Q: For the coherent uniform grid: did you experience any performance improvements with the more coherent uniform grid? Was this the outcome you expected?
The coherent grid does perform better than the unifrom grid, especially for larger number of boids. This was indeed the expected outcome, since the indirection layer introduced in the lookup for unifrom grid in the velocity update introduces significant overhead. Making that memory contiguous surely gives a good performance boost. What was interesting to see was the uniform grid performing better for lesser number of boids.
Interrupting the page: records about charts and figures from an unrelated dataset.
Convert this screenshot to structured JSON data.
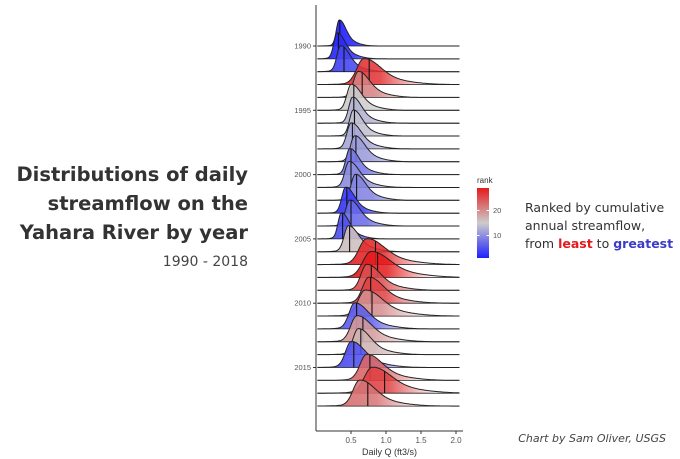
{
  "headline": {
    "line1": "Distributions of daily",
    "line2": "streamflow on the",
    "line3": "Yahara River by year"
  },
  "subtitle": "1990 - 2018",
  "annotation": {
    "line1": "Ranked by cumulative",
    "line2": "annual streamflow,",
    "line3_pre": "from ",
    "least": "least",
    "line3_mid": " to ",
    "greatest": "greatest"
  },
  "credit": "Chart by Sam Oliver, USGS",
  "colors": {
    "least": "#e41a1c",
    "mid": "#cccccc",
    "greatest": "#1f1fff",
    "line": "#222222"
  },
  "chart_data": {
    "type": "ridgeline",
    "xlabel": "Daily Q (ft3/s)",
    "xlim": [
      0,
      2.1
    ],
    "xticks": [
      0.5,
      1.0,
      1.5,
      2.0
    ],
    "xtick_labels": [
      "0.5",
      "1.0",
      "1.5",
      "2.0"
    ],
    "ytick_labels": [
      {
        "year": 1990,
        "label": "1990"
      },
      {
        "year": 1995,
        "label": "1995"
      },
      {
        "year": 2000,
        "label": "2000"
      },
      {
        "year": 2005,
        "label": "2005"
      },
      {
        "year": 2010,
        "label": "2010"
      },
      {
        "year": 2015,
        "label": "2015"
      }
    ],
    "legend": {
      "title": "rank",
      "ticks": [
        20,
        10
      ],
      "tick_labels": [
        "20",
        "10"
      ],
      "range": [
        1,
        29
      ],
      "placement": "right"
    },
    "series": [
      {
        "year": 1990,
        "rank": 1,
        "mode": 0.33,
        "median": 0.34,
        "spread": 0.06
      },
      {
        "year": 1991,
        "rank": 2,
        "mode": 0.3,
        "median": 0.32,
        "spread": 0.07
      },
      {
        "year": 1992,
        "rank": 4,
        "mode": 0.35,
        "median": 0.4,
        "spread": 0.08
      },
      {
        "year": 1993,
        "rank": 27,
        "mode": 0.68,
        "median": 0.76,
        "spread": 0.15
      },
      {
        "year": 1994,
        "rank": 21,
        "mode": 0.6,
        "median": 0.66,
        "spread": 0.1
      },
      {
        "year": 1995,
        "rank": 15,
        "mode": 0.5,
        "median": 0.54,
        "spread": 0.09
      },
      {
        "year": 1996,
        "rank": 13,
        "mode": 0.52,
        "median": 0.54,
        "spread": 0.08
      },
      {
        "year": 1997,
        "rank": 14,
        "mode": 0.53,
        "median": 0.55,
        "spread": 0.08
      },
      {
        "year": 1998,
        "rank": 12,
        "mode": 0.5,
        "median": 0.52,
        "spread": 0.09
      },
      {
        "year": 1999,
        "rank": 11,
        "mode": 0.55,
        "median": 0.57,
        "spread": 0.09
      },
      {
        "year": 2000,
        "rank": 8,
        "mode": 0.48,
        "median": 0.5,
        "spread": 0.08
      },
      {
        "year": 2001,
        "rank": 10,
        "mode": 0.47,
        "median": 0.5,
        "spread": 0.09
      },
      {
        "year": 2002,
        "rank": 9,
        "mode": 0.56,
        "median": 0.58,
        "spread": 0.09
      },
      {
        "year": 2003,
        "rank": 3,
        "mode": 0.42,
        "median": 0.44,
        "spread": 0.08
      },
      {
        "year": 2004,
        "rank": 7,
        "mode": 0.48,
        "median": 0.5,
        "spread": 0.09
      },
      {
        "year": 2005,
        "rank": 5,
        "mode": 0.36,
        "median": 0.38,
        "spread": 0.07
      },
      {
        "year": 2006,
        "rank": 16,
        "mode": 0.46,
        "median": 0.48,
        "spread": 0.09
      },
      {
        "year": 2007,
        "rank": 28,
        "mode": 0.72,
        "median": 0.85,
        "spread": 0.16
      },
      {
        "year": 2008,
        "rank": 29,
        "mode": 0.78,
        "median": 0.88,
        "spread": 0.17
      },
      {
        "year": 2009,
        "rank": 25,
        "mode": 0.72,
        "median": 0.79,
        "spread": 0.12
      },
      {
        "year": 2010,
        "rank": 26,
        "mode": 0.75,
        "median": 0.78,
        "spread": 0.13
      },
      {
        "year": 2011,
        "rank": 20,
        "mode": 0.7,
        "median": 0.8,
        "spread": 0.15
      },
      {
        "year": 2012,
        "rank": 6,
        "mode": 0.55,
        "median": 0.58,
        "spread": 0.12
      },
      {
        "year": 2013,
        "rank": 19,
        "mode": 0.58,
        "median": 0.67,
        "spread": 0.13
      },
      {
        "year": 2014,
        "rank": 17,
        "mode": 0.6,
        "median": 0.64,
        "spread": 0.11
      },
      {
        "year": 2015,
        "rank": 5,
        "mode": 0.5,
        "median": 0.54,
        "spread": 0.12
      },
      {
        "year": 2016,
        "rank": 23,
        "mode": 0.72,
        "median": 0.77,
        "spread": 0.14
      },
      {
        "year": 2017,
        "rank": 26,
        "mode": 0.8,
        "median": 0.98,
        "spread": 0.17
      },
      {
        "year": 2018,
        "rank": 22,
        "mode": 0.62,
        "median": 0.74,
        "spread": 0.14
      }
    ]
  }
}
This, as talked before, can be attributed to the overhead of removing the indirection layer not contributing enough to offset the performance in its favor for lesser number of boids.
Q: Did changing cell width and checking 27 vs 8 neighboring cells affect performance? Why or why not?
![]() |
---|
1000 Boids, Screen Scale 100 |
![]() |
---|
500,000 Boids, Screen Scale 100 |
- For the Sparse case, we see an initial FPS increase but then it remains constant. This makes sense, as the number of particles itself is very less, so the number of searches aren't very large regardless of the grid size.
- For the Dense case, we see an initial FPS increase but then it drops. The increase can be explained by tighter grids having lesser number of boids and therefore resulting in an overall lesser number of checks. But the larger grid sizes begin to introduce more checks per boid, hence the drop in performance.